28 set
La crisi dà una spinta alla vendita della nuda proprietà
La crisi sta picchiando duro, ma gli acquisti di case attraverso la formula della nuda proprietà sono in continua crescita. Lo sostiene l’istituto indipendente di ricerche Scenari Immobiliari.
Questo tipo di compravendita consente al vecchio proprietario di mantenere l’usufrutto dell’immobile fino alla sua morte, pur incamerando subito la liquidità. Il valore dell’immobile viene determinando sottraendo dal valore della piena proprietà il valore dell’usufrutto, che è inversamente proporzionale all’età del venditore: più questi è anziano, minore sarà il valore del suo diritto di usufrutto, ma più alto sarà il valore della nuda proprietà, e quindi maggiore la convenienza per chi vende.
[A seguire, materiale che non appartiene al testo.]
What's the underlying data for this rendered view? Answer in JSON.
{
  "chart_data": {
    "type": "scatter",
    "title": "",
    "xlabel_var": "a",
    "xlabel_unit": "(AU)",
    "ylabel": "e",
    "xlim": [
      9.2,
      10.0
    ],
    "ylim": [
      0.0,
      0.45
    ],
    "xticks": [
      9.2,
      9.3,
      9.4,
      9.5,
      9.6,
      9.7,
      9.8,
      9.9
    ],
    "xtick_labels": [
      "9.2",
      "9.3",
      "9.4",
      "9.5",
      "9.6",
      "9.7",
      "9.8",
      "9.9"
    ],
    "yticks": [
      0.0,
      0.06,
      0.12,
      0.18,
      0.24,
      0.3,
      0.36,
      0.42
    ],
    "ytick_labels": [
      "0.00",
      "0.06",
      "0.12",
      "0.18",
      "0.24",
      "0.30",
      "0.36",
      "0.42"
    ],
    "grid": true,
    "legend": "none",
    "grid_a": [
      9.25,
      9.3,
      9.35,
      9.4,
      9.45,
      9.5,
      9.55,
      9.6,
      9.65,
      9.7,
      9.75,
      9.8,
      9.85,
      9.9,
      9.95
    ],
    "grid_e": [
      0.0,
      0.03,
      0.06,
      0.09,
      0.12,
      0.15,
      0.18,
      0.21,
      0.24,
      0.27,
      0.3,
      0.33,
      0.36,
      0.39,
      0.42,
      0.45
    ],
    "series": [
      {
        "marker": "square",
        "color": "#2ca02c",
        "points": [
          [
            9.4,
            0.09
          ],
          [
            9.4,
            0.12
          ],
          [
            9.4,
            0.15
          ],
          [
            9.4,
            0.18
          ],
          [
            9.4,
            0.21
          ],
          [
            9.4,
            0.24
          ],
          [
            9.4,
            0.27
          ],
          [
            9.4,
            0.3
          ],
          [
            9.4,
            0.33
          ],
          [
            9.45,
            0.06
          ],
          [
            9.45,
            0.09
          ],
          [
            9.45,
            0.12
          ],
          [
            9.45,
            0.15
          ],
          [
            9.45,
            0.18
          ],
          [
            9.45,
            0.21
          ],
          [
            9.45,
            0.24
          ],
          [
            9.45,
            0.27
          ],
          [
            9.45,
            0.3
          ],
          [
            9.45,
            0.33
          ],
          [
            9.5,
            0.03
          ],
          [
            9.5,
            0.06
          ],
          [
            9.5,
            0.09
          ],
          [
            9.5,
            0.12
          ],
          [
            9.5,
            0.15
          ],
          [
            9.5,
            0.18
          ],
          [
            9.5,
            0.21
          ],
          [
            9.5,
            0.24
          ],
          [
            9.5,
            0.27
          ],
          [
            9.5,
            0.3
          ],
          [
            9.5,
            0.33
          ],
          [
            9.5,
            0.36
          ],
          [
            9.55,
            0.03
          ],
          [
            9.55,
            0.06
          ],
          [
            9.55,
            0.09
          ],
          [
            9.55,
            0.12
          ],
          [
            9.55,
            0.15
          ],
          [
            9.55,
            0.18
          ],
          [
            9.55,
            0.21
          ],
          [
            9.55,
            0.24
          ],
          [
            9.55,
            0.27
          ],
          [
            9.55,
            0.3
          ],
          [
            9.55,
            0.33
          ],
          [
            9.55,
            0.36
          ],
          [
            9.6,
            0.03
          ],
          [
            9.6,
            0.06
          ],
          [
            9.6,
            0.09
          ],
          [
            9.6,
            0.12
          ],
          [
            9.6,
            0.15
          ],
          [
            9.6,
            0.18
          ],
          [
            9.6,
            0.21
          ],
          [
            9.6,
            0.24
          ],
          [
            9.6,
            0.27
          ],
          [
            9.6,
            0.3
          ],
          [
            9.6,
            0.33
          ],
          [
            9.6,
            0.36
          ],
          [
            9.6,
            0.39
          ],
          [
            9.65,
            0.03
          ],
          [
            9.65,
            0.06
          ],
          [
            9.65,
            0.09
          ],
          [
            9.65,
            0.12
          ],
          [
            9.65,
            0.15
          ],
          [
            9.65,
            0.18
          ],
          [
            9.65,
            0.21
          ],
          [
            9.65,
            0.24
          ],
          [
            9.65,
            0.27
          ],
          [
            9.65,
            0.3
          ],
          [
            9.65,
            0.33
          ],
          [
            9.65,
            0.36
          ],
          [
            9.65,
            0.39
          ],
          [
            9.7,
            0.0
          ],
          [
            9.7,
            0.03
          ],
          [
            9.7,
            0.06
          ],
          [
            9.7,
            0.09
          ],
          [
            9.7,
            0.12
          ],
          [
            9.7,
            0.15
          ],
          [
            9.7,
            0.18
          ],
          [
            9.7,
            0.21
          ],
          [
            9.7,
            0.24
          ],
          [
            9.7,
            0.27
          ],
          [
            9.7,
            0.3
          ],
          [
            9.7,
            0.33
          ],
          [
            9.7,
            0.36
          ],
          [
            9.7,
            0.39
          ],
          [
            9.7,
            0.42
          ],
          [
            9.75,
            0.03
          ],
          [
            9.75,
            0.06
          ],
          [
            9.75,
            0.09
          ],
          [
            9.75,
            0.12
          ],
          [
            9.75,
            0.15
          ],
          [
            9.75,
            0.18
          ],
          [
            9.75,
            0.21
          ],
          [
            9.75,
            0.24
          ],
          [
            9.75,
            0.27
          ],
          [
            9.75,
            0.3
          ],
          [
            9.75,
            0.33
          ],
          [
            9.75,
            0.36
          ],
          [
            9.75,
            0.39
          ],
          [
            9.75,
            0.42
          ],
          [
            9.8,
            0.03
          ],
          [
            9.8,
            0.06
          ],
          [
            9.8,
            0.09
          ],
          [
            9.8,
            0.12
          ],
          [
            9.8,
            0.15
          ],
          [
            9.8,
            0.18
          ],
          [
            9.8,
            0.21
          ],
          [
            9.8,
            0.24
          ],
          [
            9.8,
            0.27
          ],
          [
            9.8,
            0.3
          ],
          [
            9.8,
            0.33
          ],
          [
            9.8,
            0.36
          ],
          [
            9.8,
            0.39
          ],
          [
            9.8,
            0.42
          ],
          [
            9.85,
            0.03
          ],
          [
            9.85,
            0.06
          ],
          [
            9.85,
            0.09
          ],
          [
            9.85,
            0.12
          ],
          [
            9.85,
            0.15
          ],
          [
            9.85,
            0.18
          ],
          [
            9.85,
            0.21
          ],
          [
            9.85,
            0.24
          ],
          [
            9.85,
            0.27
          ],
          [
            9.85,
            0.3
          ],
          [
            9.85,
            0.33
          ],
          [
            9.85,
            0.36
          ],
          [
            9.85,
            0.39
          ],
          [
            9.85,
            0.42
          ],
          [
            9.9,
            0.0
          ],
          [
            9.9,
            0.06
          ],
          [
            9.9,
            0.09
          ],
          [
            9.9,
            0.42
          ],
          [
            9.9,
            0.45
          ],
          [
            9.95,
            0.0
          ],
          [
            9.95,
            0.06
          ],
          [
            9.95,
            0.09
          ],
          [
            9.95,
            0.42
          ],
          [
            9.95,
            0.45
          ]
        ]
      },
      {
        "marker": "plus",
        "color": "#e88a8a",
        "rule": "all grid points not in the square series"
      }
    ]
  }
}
Nel 2009 il numero di compravendite di questo tipo segnerà un aumento del 6-7% in più rispetto allo scorso anno. Del resto, il buon andamento del settore continua dal 2000. Da allora i passaggi di proprietà sono aumentati del 250%. L’ulteriore passo in avanti del 2009 è sicuramente merito della crisi.
La ragione principale del fenomeno risiede nel fatto che, da un lato ci sono sempre più persone sopra i 65 anni di età alle prese con una pensione troppo bassa e dall’altro sempre più investitori che puntano sul mattone, Per chi compra una nuda proprietà, l’affare è sicuro, soprattutto in questo periodo in cui la crisi ha portato alla discesa dei prezzi del 15-20% e grazie allo sconto ‘legale’ di cui si può beneficiare: di solito il valore con cui si vende è solo il 70% di quello dichiarato.
Si tratta di un fenomeno tipico delle grandi città, in cui l’invecchiamento della popolazione si fa sentire: in testa alla classifica troviamo Genova, seguita da Roma, Milano e Bologna. Le difficoltà economiche allentano anche le remore etiche e culturali: si tratta pur sempre di una sorta di scommessa sulla morte precoce di qualcuno e, per quanto riguarda il venditore, spesso di andare contro il volere e i desideri di familiari che speravano in un’eredità fatta… di mattoni e calce.